MidAmerican is the number one energy provider in Iowa and has openly supported the new bill. Tonight, the company has given News 8 a statement saying in part:

"Think of the grid like our highway system – drivers who use the roads pay to ensure they are safe and secure, whether they are coming or going. The electric grid system is no different – a traditional customer uses the grid system in one direction, while private generators use the grid system in two directions as they send the excess energy they produce to the grid and they take energy from it when they can’t generate enough of their own... We think this policy change is important because under current state policy, private generators do not pay electric grid costs, which creates a shift in costs onto all other traditional customers." -- Geoff Greenwood, Media Relations Manager

Still, Vandervelde said not everyone is as supportive.

"I have yet to meet anyone - we have yet to meet anyone who is actually supportive of the bill," Vandervelde said. "So it's not really people behind this.

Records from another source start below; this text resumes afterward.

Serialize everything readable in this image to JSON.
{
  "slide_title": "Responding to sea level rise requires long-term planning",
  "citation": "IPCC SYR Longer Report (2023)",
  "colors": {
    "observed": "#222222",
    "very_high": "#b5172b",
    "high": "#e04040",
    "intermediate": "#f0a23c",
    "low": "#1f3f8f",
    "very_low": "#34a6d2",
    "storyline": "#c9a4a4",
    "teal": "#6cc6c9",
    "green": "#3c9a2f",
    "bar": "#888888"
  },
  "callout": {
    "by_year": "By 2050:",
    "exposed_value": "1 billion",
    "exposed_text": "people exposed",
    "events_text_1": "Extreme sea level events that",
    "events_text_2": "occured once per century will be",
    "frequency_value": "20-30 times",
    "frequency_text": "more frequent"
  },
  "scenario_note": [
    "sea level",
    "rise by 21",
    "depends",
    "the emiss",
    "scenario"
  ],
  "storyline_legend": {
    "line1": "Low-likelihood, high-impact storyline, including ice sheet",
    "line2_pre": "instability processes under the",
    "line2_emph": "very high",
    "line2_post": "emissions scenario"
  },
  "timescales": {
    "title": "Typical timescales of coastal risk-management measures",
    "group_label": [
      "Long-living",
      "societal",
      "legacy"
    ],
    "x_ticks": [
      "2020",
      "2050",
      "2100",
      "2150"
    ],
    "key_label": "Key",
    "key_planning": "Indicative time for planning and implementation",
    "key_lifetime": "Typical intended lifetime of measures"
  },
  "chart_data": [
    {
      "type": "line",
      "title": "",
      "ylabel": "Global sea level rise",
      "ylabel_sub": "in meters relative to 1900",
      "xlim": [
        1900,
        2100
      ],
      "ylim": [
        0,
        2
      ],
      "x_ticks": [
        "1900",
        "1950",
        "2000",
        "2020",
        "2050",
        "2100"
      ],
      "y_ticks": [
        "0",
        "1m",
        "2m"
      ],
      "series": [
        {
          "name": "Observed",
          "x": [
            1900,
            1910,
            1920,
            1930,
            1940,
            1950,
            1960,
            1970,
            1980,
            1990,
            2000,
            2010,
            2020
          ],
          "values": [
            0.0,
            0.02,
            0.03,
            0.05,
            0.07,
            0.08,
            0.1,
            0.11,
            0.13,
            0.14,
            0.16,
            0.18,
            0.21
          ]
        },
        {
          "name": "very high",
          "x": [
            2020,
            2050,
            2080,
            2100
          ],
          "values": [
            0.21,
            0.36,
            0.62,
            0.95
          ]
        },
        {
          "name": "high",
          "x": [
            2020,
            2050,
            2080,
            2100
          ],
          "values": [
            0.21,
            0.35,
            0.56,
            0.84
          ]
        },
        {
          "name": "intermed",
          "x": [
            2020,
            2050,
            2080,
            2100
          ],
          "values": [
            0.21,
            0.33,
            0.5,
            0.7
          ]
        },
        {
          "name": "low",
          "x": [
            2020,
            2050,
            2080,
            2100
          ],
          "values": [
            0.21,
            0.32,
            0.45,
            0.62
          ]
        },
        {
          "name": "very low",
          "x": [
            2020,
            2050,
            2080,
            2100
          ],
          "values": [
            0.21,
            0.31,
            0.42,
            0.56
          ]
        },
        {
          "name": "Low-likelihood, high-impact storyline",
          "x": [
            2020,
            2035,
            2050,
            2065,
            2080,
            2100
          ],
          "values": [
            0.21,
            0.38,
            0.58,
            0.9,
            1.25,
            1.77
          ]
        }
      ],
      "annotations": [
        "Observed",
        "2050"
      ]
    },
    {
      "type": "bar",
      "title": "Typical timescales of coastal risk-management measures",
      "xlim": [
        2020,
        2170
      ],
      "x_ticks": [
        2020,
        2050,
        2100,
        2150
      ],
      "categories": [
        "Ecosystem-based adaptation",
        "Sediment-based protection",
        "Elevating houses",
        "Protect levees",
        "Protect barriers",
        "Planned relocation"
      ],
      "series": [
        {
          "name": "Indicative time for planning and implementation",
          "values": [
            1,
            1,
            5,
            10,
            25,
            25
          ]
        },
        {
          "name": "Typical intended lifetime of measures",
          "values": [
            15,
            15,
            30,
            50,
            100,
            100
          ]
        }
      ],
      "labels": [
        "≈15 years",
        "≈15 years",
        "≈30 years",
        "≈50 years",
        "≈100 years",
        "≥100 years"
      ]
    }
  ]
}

It's money pushing it forwards. So when you track that money backwards to whose going to benefit from this, it’s not the people of Iowa. The people who benefit from this are those large utility companies that already have their monopoly in place and want to maintain that."

Homeowners who already have solar panels installed will not be affected as they are grandfathered in. MidAmerican said:

For those who install panels after the effective date, should it become law, regulated utility customers with private generation would have a menu of options:
1.    A buy-all/sell-all arrangement, where a customer would have separate metering for their usage and generation so that they purchase all their energy needs and sell all of their generation to the utility.
2.    A minimum infrastructure charge, where a customer pays a minimum amount to the utility to cover costs associated with grid usage.
3.    A multi-part rate, which recovers grid costs based on the customer’s monthly demand and aligns costs with the customer’s use of the system.

Vendervelde said if the bill passes, solar customers would pay more than $300 dollars extra per year. The bill did pass the full Senate and passed through House committee. Next, it will need to reach the full House floor for debate.